É algo parecido com o que fazemos o tempo todo em Ghost Trick (Nintendo DS), – que, ironicamente também foi produzido pela Capcom. A diferença é que, enquanto a satisfação em Ghost Trick está em solucionar o puzzle, em Remember Me ficamos muito mais interessados em ver como nossa interferência afeta a pessoa que estamos manipulando.
O peso das memórias na formação da nossa individualidade, um dos grandes temas de Remember Me, fica muito claro durante essas cenas. Elas podem ser consideradas mais metáforas do que puzzles em si. E isso, em um jogo tão centrado na narrativa, acaba se tornando uma qualidade importante para nos manter envolvidos nessa assustadora perspectiva de futuro.

Remember Me

No laboratório de combos, você pode personalizar as porradas de Nilin.
No caminho de Enslaved?
Infelizmente, parece que essas cenas de manipulação de memórias não serão tão comuns quanto mereceriam ser. O foco do jogo ainda está numa mistura de Uncharted, Assassin’s Creed e Arkham Asylum. O alpinismo-pancadaria linear de sempre.
Isso não é exatamente um problema para quem gosta desse tipo de jogo, mas pode incomodar quem esperava mais de Remember Me do que escalar uma infinidade de muros e espancar os inimigos com os eternos combos de X e Y. '
O problema talvez esteja em comparar as mecânicas simples do jogo com a qualidade acima da média de sua narrativa e de sua ambientação. Remember Me tem boas ideias e as aplica de maneira graciosa, mas nada em suas mecânicas impressiona tanto quanto esse futuro bizarro e incômodo que vamos descobrindo aos poucos.

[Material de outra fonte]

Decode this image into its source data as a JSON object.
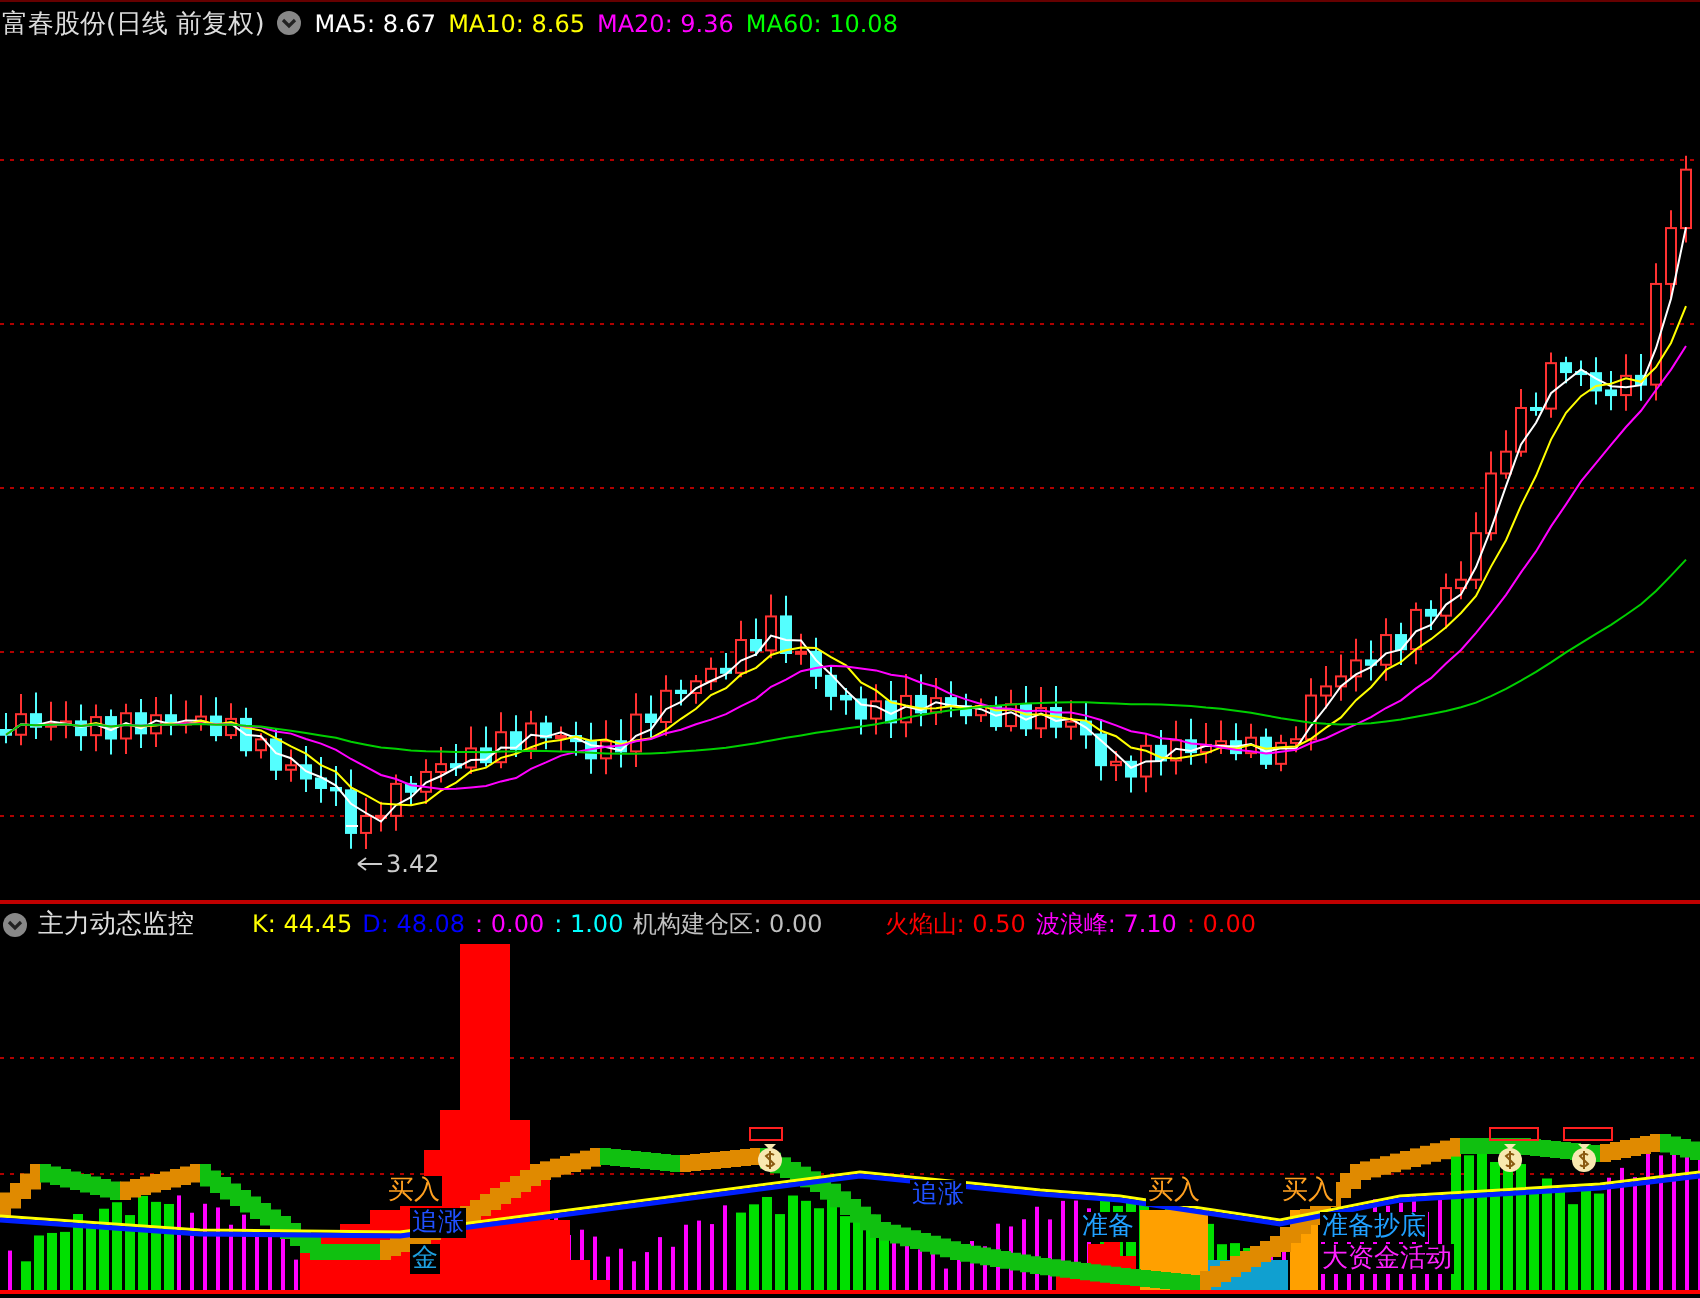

Nesse sentido, Remember Me lembra bastante Enslaved: Odyssey to the West (2010, Ninja Theory e Namco). Um jogo simples e divertido que nos conquista muito mais pelo que ele provoca do que pelas nossas ações com o controle. Isso não é exatamente ruim, mas fico aqui pensando que Enslaved deixou de ser um grande clássico da atual geração por medo de ousar em suas mecânicas.
Será esse o destino do novo jogo da Capcom? Vamos esperar o seu lançamento no Brasil, em 6 de junho, para descobrir. Mas estou certo de que, no mínimo, teremos uma boa história e um universo distópico incrível para explorar em Remember Me. Às vezes, isso é mais do que o suficiente.